The result of this gritty, ultimately authentic depiction is that the film is able to explore the relationship at its center—between a mother and her son—with more clarity and richness than any film in recent memory. It helps it transcend “cancer movie” labels. It becomes a movie about healing, on multiple levels.

“I think cancer and illness and death, in general, scare the hell out of us,” Nixon says. “So our reaction to that is to try not to look at it. I think when we do try and look at it it’s so daunting and so scary that we want the suffering that comes with illness, particularly terminal illness, to have some sort of redemptive quality. We’re so anxious to find the sunny side, because it’s so bleak.”

Which again brings up the question of filming James White so soon after her mother’s own cancer death. Why didn’t she just say no to a role that would force her to relive all of the grief so quickly?

The simple answer is that she really liked the script.

“I think if my mother had died from cancer and I was given a script about a mother who dies of cancer that I felt was manipulative or untrue, I certainly wouldn’t have wanted to do that,” she says. “But this was so true.
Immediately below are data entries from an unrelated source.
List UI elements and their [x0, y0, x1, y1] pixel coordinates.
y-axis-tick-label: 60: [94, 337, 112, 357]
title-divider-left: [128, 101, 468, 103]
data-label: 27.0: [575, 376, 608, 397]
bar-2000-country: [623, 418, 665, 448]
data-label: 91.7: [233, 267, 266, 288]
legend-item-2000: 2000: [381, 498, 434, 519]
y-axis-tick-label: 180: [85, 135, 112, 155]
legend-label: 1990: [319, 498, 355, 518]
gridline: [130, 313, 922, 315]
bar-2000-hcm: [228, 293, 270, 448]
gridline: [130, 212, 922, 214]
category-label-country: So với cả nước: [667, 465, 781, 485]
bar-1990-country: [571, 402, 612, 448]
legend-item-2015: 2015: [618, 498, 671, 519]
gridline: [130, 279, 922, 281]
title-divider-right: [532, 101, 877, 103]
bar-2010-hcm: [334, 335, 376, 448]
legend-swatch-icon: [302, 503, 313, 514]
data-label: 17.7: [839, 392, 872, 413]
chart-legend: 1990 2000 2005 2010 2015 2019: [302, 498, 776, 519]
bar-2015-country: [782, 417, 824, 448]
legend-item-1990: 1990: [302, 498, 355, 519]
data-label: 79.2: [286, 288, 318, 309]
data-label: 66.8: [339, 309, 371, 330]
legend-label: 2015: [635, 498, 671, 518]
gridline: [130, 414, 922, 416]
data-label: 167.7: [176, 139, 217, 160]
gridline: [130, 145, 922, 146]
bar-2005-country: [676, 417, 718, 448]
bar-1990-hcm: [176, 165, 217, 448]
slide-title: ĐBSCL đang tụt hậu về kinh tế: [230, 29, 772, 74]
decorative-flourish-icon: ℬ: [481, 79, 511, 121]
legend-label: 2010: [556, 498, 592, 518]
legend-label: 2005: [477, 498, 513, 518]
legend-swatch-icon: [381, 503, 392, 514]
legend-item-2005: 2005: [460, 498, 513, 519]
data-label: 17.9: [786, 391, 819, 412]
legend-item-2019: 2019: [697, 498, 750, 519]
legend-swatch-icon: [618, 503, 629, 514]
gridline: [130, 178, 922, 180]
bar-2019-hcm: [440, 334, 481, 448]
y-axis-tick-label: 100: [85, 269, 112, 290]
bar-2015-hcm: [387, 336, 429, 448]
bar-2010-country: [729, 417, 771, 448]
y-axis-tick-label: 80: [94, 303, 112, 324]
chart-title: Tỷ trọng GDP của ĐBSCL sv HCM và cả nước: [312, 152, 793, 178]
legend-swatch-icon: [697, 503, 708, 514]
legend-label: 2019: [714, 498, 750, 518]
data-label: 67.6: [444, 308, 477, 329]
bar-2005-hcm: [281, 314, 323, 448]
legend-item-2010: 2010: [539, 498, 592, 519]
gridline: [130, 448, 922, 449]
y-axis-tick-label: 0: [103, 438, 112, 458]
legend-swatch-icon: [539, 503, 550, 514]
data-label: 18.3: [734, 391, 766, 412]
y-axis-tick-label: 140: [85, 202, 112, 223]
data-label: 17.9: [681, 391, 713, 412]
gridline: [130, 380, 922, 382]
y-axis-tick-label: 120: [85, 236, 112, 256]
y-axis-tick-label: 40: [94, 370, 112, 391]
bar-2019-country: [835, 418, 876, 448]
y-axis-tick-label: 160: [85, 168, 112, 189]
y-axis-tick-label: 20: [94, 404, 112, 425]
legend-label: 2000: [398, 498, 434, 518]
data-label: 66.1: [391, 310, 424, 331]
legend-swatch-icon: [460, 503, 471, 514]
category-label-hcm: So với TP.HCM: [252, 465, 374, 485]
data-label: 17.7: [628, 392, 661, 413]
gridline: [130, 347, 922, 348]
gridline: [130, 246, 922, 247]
And it was so true to certain aspects of my experience. That’s what you want to do—that you’re lucky enough to do when you’re an actor. You want to do things that reflect your experience of the world and show them to people.”

If Nixon’s performance manages some wattage of the spotlight such an acting turn deserves, reviews indicate that she should find herself in the Oscar conversation. In his New York Times review, Stephen Holden calls it “one of the year’s most heart-rending screen performances.” Kyle Buchanan, who covers the Oscar race for Vulture, argues that the rave reviews Nixon is receiving should make her a formidable awards contender, but wonders, “Is the movie too small to land on Oscar voters’ radar?”

(Fun fact: Though an Academy Award is a longshot, winning one would earn Nixon status as an EGOT winner, someone who has won an Emmy, Grammy, Oscar, and Tony.)

It’s impossible to talk with Nixon without bringing up the thing she is most known for, and is asked the most about. But the film finally presents the opportunity to discuss Sex and the City through a different prism than the “when will there be a reunion?” and “what is your favorite episode?” conversation she gamely suffers through eternally.

When I start to tell her about several friends who turned to watching Miranda, Carrie, Samantha, and Charlotte in marathon watching sessions while receiving treatment for their own illnesses, as a form of comfort and reassuring familiarity, Nixon cheerfully interrupts. “I know two people personally who that was true for,” she says. “And people on the street tell me that, too. It’s true. Really true.”

But could she ever have imagined that people would feel so intimately connected to these characters that they turn to them for solace?

More than film, she says, it makes sense for a person to have that kind of relationship with TV characters because, over the course of years, you develop a relationship with them to the point that they really do seem like friends you get to visit and know better as time goes on.

But in this particular instance, “it makes sense because one of the amazing things about Sex and the City is its unique combination of fantasy and reality.”

“All of the plot lines—literally every sexcapade that happens—actually happened to one of our writers or someone they knew personally,” she says. “There can only be one degree of separation. That’s the rule in the writers’ room.”

Every unbelievable thing actually happened. “So it was grounded reality, and then of course you have all the fantasy elements of how great we look all the time in the beautiful clothes and beautiful settings and beautiful cinematography,” she says. “But the human connections and all the things they’re going through are actually grounded in reality. It’s a very winning combination.”